Pengawasan dini ini dilakukan bukan tanpa alasan. Medan berat, curah hujan tinggi, serta rekam jejak proyek jalan di wilayah kepulauan yang rentan rusak jika pengawasan longgar sejak awal, menjadi pertimbangan utama pemerintah pusat.

Iklan

Monitoring dan evaluasi lapangan tersebut turut dihadiri langsung oleh Wakil Bupati Lembata H. Muhamad Nasir, Asisten III Bidang Administrasi Umum, Kepala Dinas PUPR Kabupaten Lembata, sejumlah Kepala OPD, serta Camat Nubatukan.
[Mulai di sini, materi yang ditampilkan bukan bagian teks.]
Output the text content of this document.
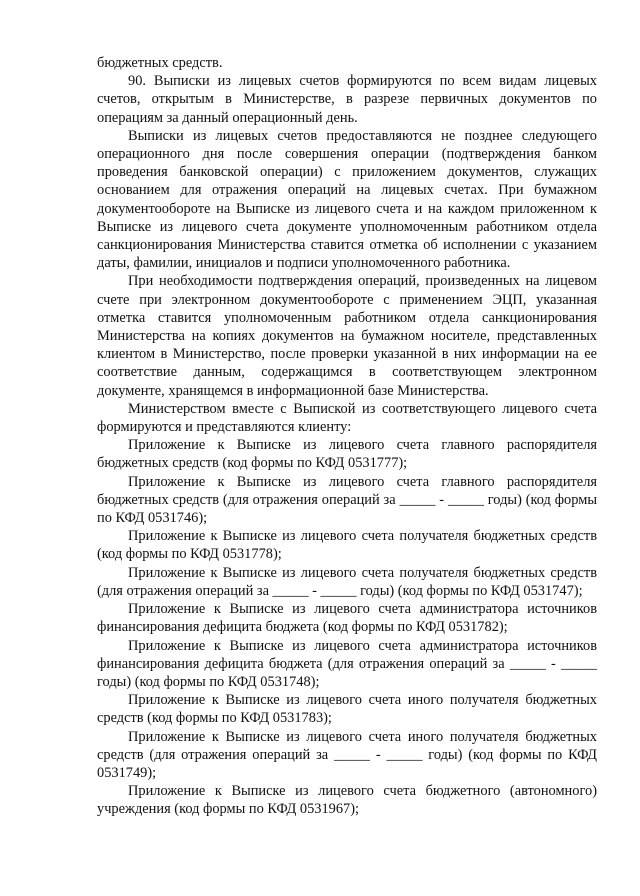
бюджетных средств.

90. Выписки из лицевых счетов формируются по всем видам лицевых счетов, открытым в Министерстве, в разрезе первичных документов по операциям за данный операционный день.

Выписки из лицевых счетов предоставляются не позднее следующего операционного дня после совершения операции (подтверждения банком проведения банковской операции) с приложением документов, служащих основанием для отражения операций на лицевых счетах. При бумажном документообороте на Выписке из лицевого счета и на каждом приложенном к Выписке из лицевого счета документе уполномоченным работником отдела санкционирования Министерства ставится отметка об исполнении с указанием даты, фамилии, инициалов и подписи уполномоченного работника.

При необходимости подтверждения операций, произведенных на лицевом счете при электронном документообороте с применением ЭЦП, указанная отметка ставится уполномоченным работником отдела санкционирования Министерства на копиях документов на бумажном носителе, представленных клиентом в Министерство, после проверки указанной в них информации на ее соответствие данным, содержащимся в соответствующем электронном документе, хранящемся в информационной базе Министерства.

Министерством вместе с Выпиской из соответствующего лицевого счета формируются и представляются клиенту:

Приложение к Выписке из лицевого счета главного распорядителя бюджетных средств (код формы по КФД 0531777);

Приложение к Выписке из лицевого счета главного распорядителя бюджетных средств (для отражения операций за _____ - _____ годы) (код формы по КФД 0531746);

Приложение к Выписке из лицевого счета получателя бюджетных средств (код формы по КФД 0531778);

Приложение к Выписке из лицевого счета получателя бюджетных средств (для отражения операций за _____ - _____ годы) (код формы по КФД 0531747);

Приложение к Выписке из лицевого счета администратора источников финансирования дефицита бюджета (код формы по КФД 0531782);

Приложение к Выписке из лицевого счета администратора источников финансирования дефицита бюджета (для отражения операций за _____ - _____ годы) (код формы по КФД 0531748);

Приложение к Выписке из лицевого счета иного получателя бюджетных средств (код формы по КФД 0531783);

Приложение к Выписке из лицевого счета иного получателя бюджетных средств (для отражения операций за _____ - _____ годы) (код формы по КФД 0531749);

Приложение к Выписке из лицевого счета бюджетного (автономного) учреждения (код формы по КФД 0531967);
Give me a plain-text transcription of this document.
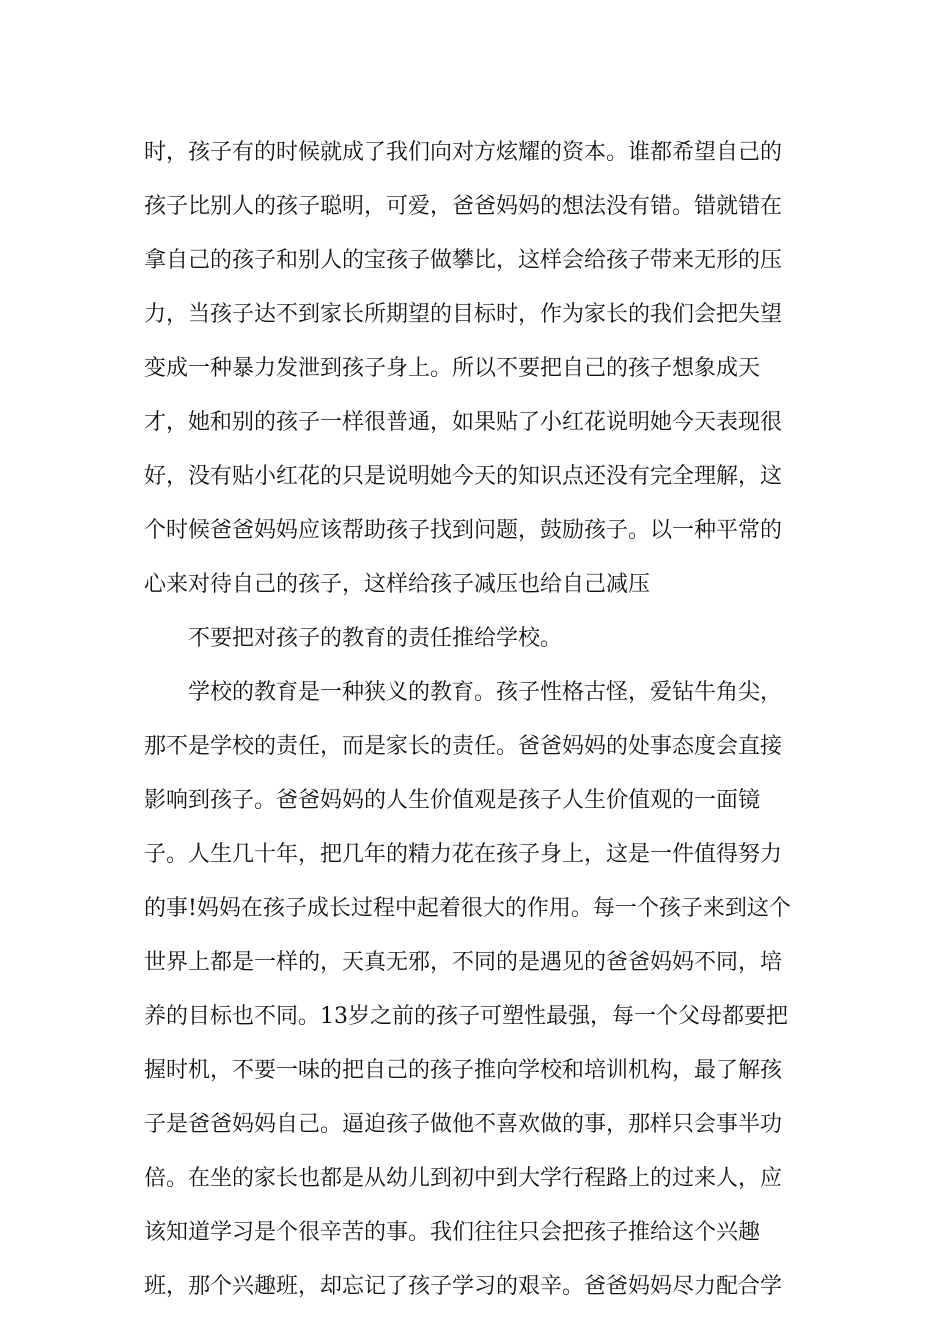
时，孩子有的时候就成了我们向对方炫耀的资本。谁都希望自己的

孩子比别人的孩子聪明，可爱，爸爸妈妈的想法没有错。错就错在

拿自己的孩子和别人的宝孩子做攀比，这样会给孩子带来无形的压

力，当孩子达不到家长所期望的目标时，作为家长的我们会把失望

变成一种暴力发泄到孩子身上。所以不要把自己的孩子想象成天

才，她和别的孩子一样很普通，如果贴了小红花说明她今天表现很

好，没有贴小红花的只是说明她今天的知识点还没有完全理解，这

个时候爸爸妈妈应该帮助孩子找到问题，鼓励孩子。以一种平常的

心来对待自己的孩子，这样给孩子减压也给自己减压

不要把对孩子的教育的责任推给学校。

学校的教育是一种狭义的教育。孩子性格古怪，爱钻牛角尖，

那不是学校的责任，而是家长的责任。爸爸妈妈的处事态度会直接

影响到孩子。爸爸妈妈的人生价值观是孩子人生价值观的一面镜

子。人生几十年，把几年的精力花在孩子身上，这是一件值得努力

的事!妈妈在孩子成长过程中起着很大的作用。每一个孩子来到这个

世界上都是一样的，天真无邪，不同的是遇见的爸爸妈妈不同，培

养的目标也不同。13岁之前的孩子可塑性最强，每一个父母都要把

握时机，不要一味的把自己的孩子推向学校和培训机构，最了解孩

子是爸爸妈妈自己。逼迫孩子做他不喜欢做的事，那样只会事半功

倍。在坐的家长也都是从幼儿到初中到大学行程路上的过来人，应

该知道学习是个很辛苦的事。我们往往只会把孩子推给这个兴趣

班，那个兴趣班，却忘记了孩子学习的艰辛。爸爸妈妈尽力配合学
Kehadiran jajaran pimpinan daerah menegaskan bahwa proyek ini dipandang sebagai investasi publik berisiko tinggi, bukan sekadar pekerjaan rutin.

Tim Kementerian PU dipimpin oleh Ketua Tim Pembangunan Jalan Wilayah Nusa Tenggara, Rulia Kuswidati, didampingi pejabat teknis Bina Marga, Balai Pelaksanaan Jalan Nasional (BPJN) NTT, hingga PPK Satker PJN Wilayah IV.

Dua Paket Bernilai Hampir Seimbang

Dua paket proyek yang dimonitor memiliki nilai dan panjang penanganan hampir sama. Paket Waikomo–Wulandoni 1 dikerjakan oleh PT Trans Lembata dengan nilai Rp12,093 miliar sepanjang 3 kilometer. Sementara Paket Waikomo–Wulandoni 2 dikerjakan PT Pesisir Junjung Sejahtera dengan nilai Rp12,691 miliar, juga sepanjang 3 kilometer.